Redis can be installed via:

conda install redis

and started with:

redis-server --protected-mode no

The IP address of the host on which redis is running is to be entered for the HOST value: WWW.XXX.YYY.ZZZ is to be replaced by the IP of the host on which the redis server is running. The IP address can be retrieved with the ifconfig command.

Important

The redis-server has to be running throughout the complete ABC run. It manages the communication between the discriminatEM main process and the jobs started on the SGE/UGE cluster.

Running model selection

For example:

discriminatEM --noise-prior="beta(2, 10)" --noise="[0.2]"\
              --subsampling="[0.9]" abcsmc.db

executes an ABCSMC model selection run with a Beta(2, 10) prior on connectome samples perturbed with noise=0.2 and subsampling (fractional measurement) 0.9. The results are stored in abcsmc.db. Additionally, a folder abcsmc.db.results is created with confusion matrix plots. The syntax for the noise prior follows the scipy.stats distributions. However, a delta point prior can also be used:

discriminatEM --noise-prior=0 --noise="[0.2]"\
              --subsampling="[0.9]" abcsmc.db

starts a run with no noise in the prior, but still applied to the connectome sample.

Note

The arguments --noise and --subsampling are lists. Several values can be provided here. The full cross product of provided noise and subsampling values is executed.

Examination of the results

Plots and text files are generated in the directory abcsmc.db.result (assuming that the chosen database name was abcsmc.db, in general, the path is <database>.results).

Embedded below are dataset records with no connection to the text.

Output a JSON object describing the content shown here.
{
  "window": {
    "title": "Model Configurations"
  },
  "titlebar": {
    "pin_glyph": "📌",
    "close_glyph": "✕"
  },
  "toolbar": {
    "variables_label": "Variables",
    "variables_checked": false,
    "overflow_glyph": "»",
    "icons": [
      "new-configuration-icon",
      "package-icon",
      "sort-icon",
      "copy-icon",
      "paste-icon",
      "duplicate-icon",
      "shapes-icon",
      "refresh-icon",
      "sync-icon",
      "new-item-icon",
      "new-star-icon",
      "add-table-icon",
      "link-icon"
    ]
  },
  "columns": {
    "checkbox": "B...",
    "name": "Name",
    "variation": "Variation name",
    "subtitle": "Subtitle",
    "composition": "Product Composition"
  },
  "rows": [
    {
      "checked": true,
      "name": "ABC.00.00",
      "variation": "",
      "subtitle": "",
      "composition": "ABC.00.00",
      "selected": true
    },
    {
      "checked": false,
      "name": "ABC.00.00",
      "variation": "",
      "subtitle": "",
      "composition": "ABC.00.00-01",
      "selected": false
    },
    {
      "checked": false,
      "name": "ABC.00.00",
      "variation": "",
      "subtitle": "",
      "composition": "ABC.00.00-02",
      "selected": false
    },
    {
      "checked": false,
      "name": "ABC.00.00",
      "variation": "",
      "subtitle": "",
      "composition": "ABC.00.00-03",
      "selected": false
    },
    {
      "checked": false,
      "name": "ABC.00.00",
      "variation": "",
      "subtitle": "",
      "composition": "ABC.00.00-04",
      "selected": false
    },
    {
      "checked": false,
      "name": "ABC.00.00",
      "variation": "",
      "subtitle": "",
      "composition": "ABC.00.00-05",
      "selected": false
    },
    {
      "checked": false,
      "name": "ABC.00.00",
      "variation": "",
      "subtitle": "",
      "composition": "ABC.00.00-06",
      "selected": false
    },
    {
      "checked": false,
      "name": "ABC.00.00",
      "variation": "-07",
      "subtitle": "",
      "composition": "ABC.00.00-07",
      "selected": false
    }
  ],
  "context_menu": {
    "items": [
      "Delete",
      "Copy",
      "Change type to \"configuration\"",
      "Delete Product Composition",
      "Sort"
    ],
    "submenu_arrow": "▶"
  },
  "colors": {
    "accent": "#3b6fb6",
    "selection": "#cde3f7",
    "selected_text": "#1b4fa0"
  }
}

Reproduction of Figures 4a, 4b and 4c of the manuscript

Figure 4a: noise-free:

discriminatEM --noise-prior=0 --noise="[0]" fig_4a.db

Figure 4b: noise of intensity 0.15 on the samples, but not in the prior:

discriminatEM --noise-prior=0 --noise="[0.15]" fig_4b.db

Figure 4c: Beta(2,10) prior and noise of intensity 0.15 on the samples:

discriminatEM --noise-prior="beta(2,10)" --noise="[0.15]" fig_4c.db

(The --subsampling argument can be omitted since --subsampling=1 is the default value and this is the value used for Figure 4)

Note

The model selection runs are stochastic, therefore the obtained results may vary from the ones in Fig. 4a-c. This is expected especially for the case of a noisy connectome under a noise-free prior (Fig. 4b).